Friday, September 17, 2010

Distorted vision

In his time, Jose Rizal was obsessed with the type of education available to the majority of Filipinos. His voluminous correspondence to family and friends, his articles for "La Solidaridad and his novels ( Noli Me Tangere and El Filibusterismo) all reflect his deep concern for the problems of education in the Philippines.

When Rizal was enrolled at the Universidad Central de Madrid (1882-1885) , he felt so invigorated by the liberal ideas of his mentors (Miguel Morayta and Francisco Pi y Margall) that he began to plan a colegio moderno where young Filipinos would be encouraged to think and analyze instead of learn obscurantist ideas by rote and memorization. Importantly, the colegio moderno would instill a sense of nationhood (sentimiento nacional) in future generations.

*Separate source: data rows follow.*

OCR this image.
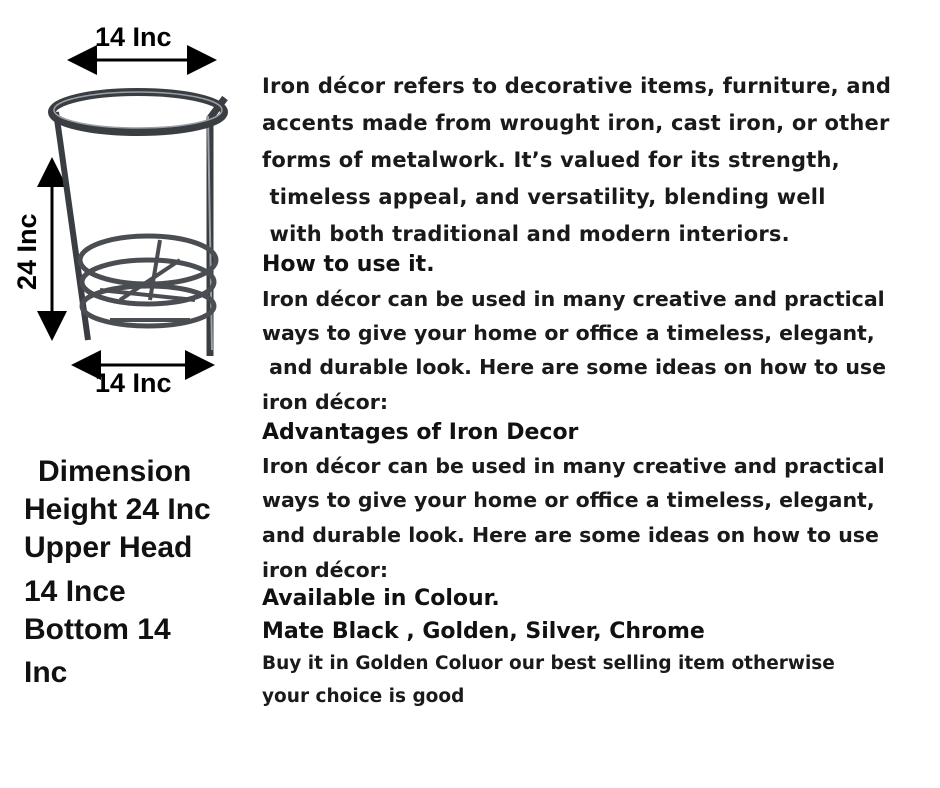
14 Inc
24 Inc
14 Inc
Dimension
Height 24 Inc
Upper Head
14 Ince
Bottom 14
Inc
Iron décor refers to decorative items, furniture, and
accents made from wrought iron, cast iron, or other
forms of metalwork. It’s valued for its strength,
timeless appeal, and versatility, blending well
with both traditional and modern interiors.
How to use it.
Iron décor can be used in many creative and practical
ways to give your home or office a timeless, elegant,
and durable look. Here are some ideas on how to use
iron décor:
Advantages of Iron Decor
Iron décor can be used in many creative and practical
ways to give your home or office a timeless, elegant,
and durable look. Here are some ideas on how to use
iron décor:
Available in Colour.
Mate Black , Golden, Silver, Chrome
Buy it in Golden Coluor our best selling item otherwise
your choice is good
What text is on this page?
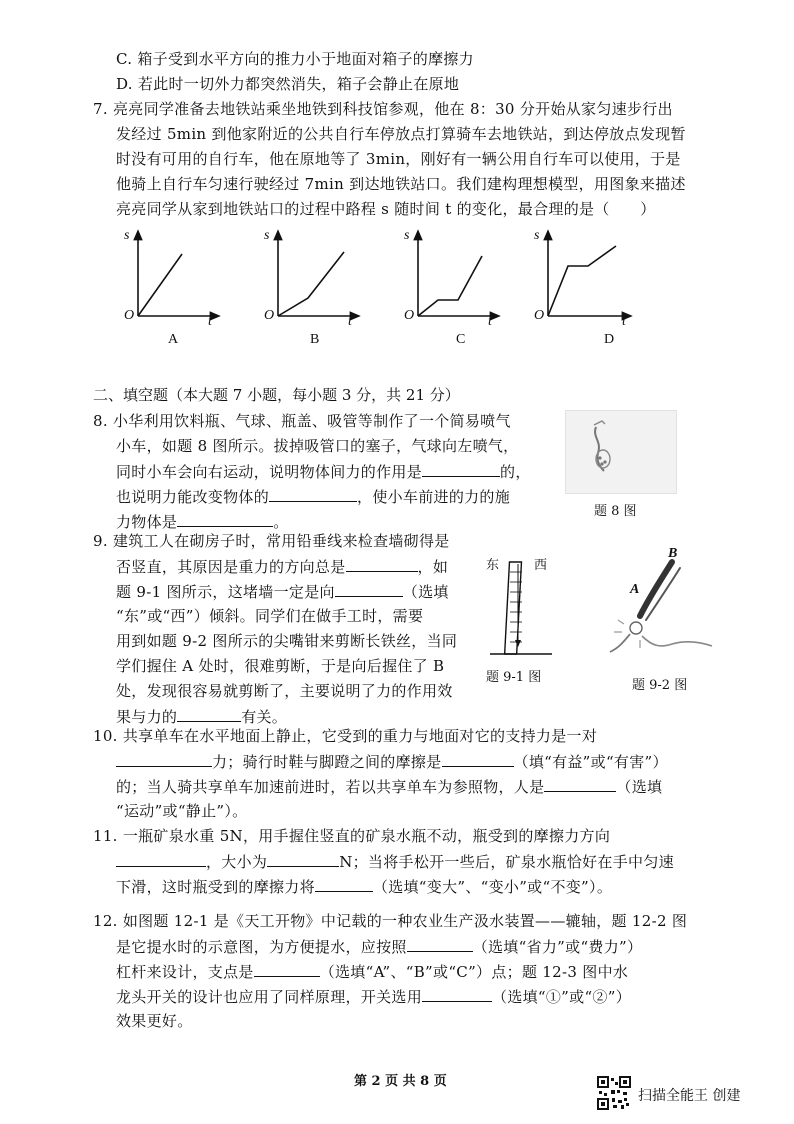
C. 箱子受到水平方向的推力小于地面对箱子的摩擦力
D. 若此时一切外力都突然消失，箱子会静止在原地
7. 亮亮同学准备去地铁站乘坐地铁到科技馆参观，他在 8：30 分开始从家匀速步行出
发经过 5min 到他家附近的公共自行车停放点打算骑车去地铁站，到达停放点发现暂
时没有可用的自行车，他在原地等了 3min，刚好有一辆公用自行车可以使用，于是
他骑上自行车匀速行驶经过 7min 到达地铁站口。我们建构理想模型，用图象来描述
亮亮同学从家到地铁站口的过程中路程 s 随时间 t 的变化，最合理的是（　　）
s
O	t
A
s
O	t
B
s
O	t
C
s
O	t
D
二、填空题（本大题 7 小题，每小题 3 分，共 21 分）
8. 小华利用饮料瓶、气球、瓶盖、吸管等制作了一个简易喷气
小车，如题 8 图所示。拔掉吸管口的塞子，气球向左喷气，
同时小车会向右运动，说明物体间力的作用是	的，
也说明力能改变物体的	，使小车前进的力的施
力物体是	。
题 8 图
9. 建筑工人在砌房子时，常用铅垂线来检查墙砌得是
否竖直，其原因是重力的方向总是	，如
题 9-1 图所示，这堵墙一定是向	（选填
“东”或“西”）倾斜。同学们在做手工时，需要
用到如题 9-2 图所示的尖嘴钳来剪断长铁丝，当同
学们握住 A 处时，很难剪断，于是向后握住了 B
处，发现很容易就剪断了，主要说明了力的作用效
果与力的	有关。
东	西
题 9-1 图
B
A
题 9-2 图
10. 共享单车在水平地面上静止，它受到的重力与地面对它的支持力是一对
力；骑行时鞋与脚蹬之间的摩擦是	（填“有益”或“有害”）
的；当人骑共享单车加速前进时，若以共享单车为参照物，人是	（选填
“运动”或“静止”）。
11. 一瓶矿泉水重 5N，用手握住竖直的矿泉水瓶不动，瓶受到的摩擦力方向
，大小为	N；当将手松开一些后，矿泉水瓶恰好在手中匀速
下滑，这时瓶受到的摩擦力将	（选填“变大”、“变小”或“不变”）。
12. 如图题 12-1 是《天工开物》中记载的一种农业生产汲水装置——辘轴，题 12-2 图
是它提水时的示意图，为方便提水，应按照	（选填“省力”或“费力”）
杠杆来设计，支点是	（选填“A”、“B”或“C”）点；题 12-3 图中水
龙头开关的设计也应用了同样原理，开关选用	（选填“①”或“②”）
效果更好。
第 2 页 共 8 页
扫描全能王 创建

With nation-building foremost in his mind, Rizal was convinced that the key to material progress was scientific knowledge which served as a solid base for agriculture, industry, and commerce. History was of vital importance and it included the study of different religions and cultures. Curiously, hygiene was also one of the subjects, among several others.

To Jose Rizal, quality education was an indispensable requirement for personal transformation without which there could be no real social change or national redemption. Rizal came to that conclusion in the 19th century, sadly enough, after more than a hundred years, in the 21st century, we realize that our educational system has distorted Rizal's noble vision. It does not transform us for the better, much less awaken in each of us a sense of nationhood.